On reconnecting with the tradition in the U.S., McCalla said it offered bittersweet comfort.

“For us who are older, it’s a sweet nostalgia,” she said. “It reminds us of the good times.”

McCalla attended the workshop with her daughter, Christine Miguel, who has never visited Haiti, and her newborn granddaughter. Miguel said events like this help her maintain cultural ties she never experienced firsthand.

“Without touching base and making connections that are huge cultural memories of my mother and grandmother, I will slowly lose the parts of me that I so want to retain,” Miguel said.

“As generations pass, I want to have as much in my toolkit as I can share with [my daughter] even if I didn’t experience it myself.”
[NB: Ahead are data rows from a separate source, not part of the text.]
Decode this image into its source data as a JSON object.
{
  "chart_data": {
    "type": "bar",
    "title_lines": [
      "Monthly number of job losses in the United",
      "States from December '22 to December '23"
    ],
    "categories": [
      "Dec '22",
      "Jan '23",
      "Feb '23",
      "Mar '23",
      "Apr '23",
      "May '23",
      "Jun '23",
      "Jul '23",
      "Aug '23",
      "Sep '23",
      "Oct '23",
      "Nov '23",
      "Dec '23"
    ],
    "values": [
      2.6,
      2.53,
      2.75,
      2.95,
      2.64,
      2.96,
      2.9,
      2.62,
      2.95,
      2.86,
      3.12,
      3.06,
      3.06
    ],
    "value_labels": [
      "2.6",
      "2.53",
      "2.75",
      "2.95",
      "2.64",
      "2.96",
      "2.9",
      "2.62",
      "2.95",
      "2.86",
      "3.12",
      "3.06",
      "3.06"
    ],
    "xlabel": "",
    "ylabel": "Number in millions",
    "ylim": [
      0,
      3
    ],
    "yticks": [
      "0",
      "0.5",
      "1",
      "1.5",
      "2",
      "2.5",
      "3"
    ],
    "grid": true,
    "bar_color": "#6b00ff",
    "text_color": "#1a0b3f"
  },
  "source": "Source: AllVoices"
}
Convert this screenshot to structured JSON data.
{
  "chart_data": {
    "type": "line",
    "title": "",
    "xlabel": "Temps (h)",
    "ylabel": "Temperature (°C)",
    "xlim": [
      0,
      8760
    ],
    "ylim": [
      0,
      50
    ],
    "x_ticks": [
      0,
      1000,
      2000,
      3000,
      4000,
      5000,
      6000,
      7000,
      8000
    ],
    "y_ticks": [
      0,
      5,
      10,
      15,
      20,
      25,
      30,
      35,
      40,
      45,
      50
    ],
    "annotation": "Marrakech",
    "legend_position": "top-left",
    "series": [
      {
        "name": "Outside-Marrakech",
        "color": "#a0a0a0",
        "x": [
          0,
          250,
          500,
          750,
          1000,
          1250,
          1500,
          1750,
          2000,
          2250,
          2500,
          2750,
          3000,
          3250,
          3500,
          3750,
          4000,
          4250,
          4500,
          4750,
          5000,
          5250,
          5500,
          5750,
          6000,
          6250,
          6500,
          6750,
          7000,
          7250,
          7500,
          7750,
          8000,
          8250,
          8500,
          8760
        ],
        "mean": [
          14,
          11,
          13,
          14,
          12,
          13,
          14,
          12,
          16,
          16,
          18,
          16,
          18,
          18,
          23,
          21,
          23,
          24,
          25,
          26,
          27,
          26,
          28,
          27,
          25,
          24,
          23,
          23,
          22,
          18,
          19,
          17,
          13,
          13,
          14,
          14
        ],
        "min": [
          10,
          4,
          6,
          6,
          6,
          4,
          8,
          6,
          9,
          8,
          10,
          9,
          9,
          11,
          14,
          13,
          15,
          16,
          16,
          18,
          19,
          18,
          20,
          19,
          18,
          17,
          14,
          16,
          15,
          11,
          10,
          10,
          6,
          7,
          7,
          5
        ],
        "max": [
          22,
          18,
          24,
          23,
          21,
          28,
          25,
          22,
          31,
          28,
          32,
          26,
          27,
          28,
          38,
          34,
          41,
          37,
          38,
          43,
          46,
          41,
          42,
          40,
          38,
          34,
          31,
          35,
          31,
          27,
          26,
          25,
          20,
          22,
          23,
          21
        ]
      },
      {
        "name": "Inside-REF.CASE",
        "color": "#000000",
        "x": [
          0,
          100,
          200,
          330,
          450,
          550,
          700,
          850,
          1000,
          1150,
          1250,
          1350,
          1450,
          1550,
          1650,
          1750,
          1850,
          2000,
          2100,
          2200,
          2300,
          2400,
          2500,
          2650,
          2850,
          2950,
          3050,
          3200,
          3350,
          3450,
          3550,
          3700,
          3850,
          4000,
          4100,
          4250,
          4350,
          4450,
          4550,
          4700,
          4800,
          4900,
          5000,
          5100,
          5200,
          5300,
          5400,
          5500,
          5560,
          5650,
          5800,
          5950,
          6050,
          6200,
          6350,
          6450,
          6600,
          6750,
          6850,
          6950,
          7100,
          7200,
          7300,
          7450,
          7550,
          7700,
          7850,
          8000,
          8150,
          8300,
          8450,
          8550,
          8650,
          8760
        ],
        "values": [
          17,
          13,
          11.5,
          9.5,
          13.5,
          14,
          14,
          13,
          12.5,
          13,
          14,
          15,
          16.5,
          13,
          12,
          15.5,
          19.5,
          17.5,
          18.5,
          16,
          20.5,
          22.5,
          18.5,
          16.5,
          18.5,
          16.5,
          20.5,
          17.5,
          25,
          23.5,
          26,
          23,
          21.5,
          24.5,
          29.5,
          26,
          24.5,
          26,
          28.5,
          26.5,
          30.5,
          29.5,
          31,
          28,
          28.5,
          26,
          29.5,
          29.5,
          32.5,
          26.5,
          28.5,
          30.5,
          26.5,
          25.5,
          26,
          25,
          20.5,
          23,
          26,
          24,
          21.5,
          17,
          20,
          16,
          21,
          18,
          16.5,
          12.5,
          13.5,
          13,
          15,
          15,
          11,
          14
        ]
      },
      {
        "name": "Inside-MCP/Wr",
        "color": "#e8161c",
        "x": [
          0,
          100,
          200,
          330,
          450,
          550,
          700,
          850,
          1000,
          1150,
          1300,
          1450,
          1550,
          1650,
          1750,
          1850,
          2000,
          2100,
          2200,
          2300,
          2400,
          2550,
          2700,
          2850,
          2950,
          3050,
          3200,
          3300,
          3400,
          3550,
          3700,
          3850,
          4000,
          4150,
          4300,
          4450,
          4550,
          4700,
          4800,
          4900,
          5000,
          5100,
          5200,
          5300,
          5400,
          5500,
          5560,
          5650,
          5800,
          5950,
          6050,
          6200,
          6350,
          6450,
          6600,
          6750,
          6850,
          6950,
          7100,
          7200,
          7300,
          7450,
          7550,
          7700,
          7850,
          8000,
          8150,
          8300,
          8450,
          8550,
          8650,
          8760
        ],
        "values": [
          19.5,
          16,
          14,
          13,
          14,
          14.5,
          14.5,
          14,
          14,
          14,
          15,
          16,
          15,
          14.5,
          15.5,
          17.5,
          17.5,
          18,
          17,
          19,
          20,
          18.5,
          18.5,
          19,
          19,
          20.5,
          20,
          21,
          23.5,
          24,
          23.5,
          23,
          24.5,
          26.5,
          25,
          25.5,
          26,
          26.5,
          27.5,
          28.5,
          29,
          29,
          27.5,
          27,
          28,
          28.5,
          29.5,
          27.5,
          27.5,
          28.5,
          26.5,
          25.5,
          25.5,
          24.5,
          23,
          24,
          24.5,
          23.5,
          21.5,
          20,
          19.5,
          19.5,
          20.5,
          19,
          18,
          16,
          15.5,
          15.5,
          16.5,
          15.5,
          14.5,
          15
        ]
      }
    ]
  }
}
Saint-Louis was able to bring together a number of people to be introduced to or reminisce about this tradition. “It was created as a joyous holiday memento, so it has this beautiful glow,” she said.

Her research uncovered the layered significance of the craft, including how it mirrors Haitian architecture—particularly gingerbread houses—that has come under threat in recent years. Armed groups have increasingly used arson as a tactic to seize power, placing these historic structures at risk. For Saint-Louis, fanals offer a way to honor and preserve the legacy of these ornate wooden homes, built between the 1880s and 1920s, known for their intricate fretwork, vibrant colors, and blend of local and foreign design elements.

“It is a continuation of the architecture on the island as well as a way to bring folks together during the holiday season,” Saint-Louis said. 

“The structure itself is called fanal fe limye — to create light. It’s about this collective unison of people coming together in order to create this strong beacon of independence, of sovereignty, of hope.”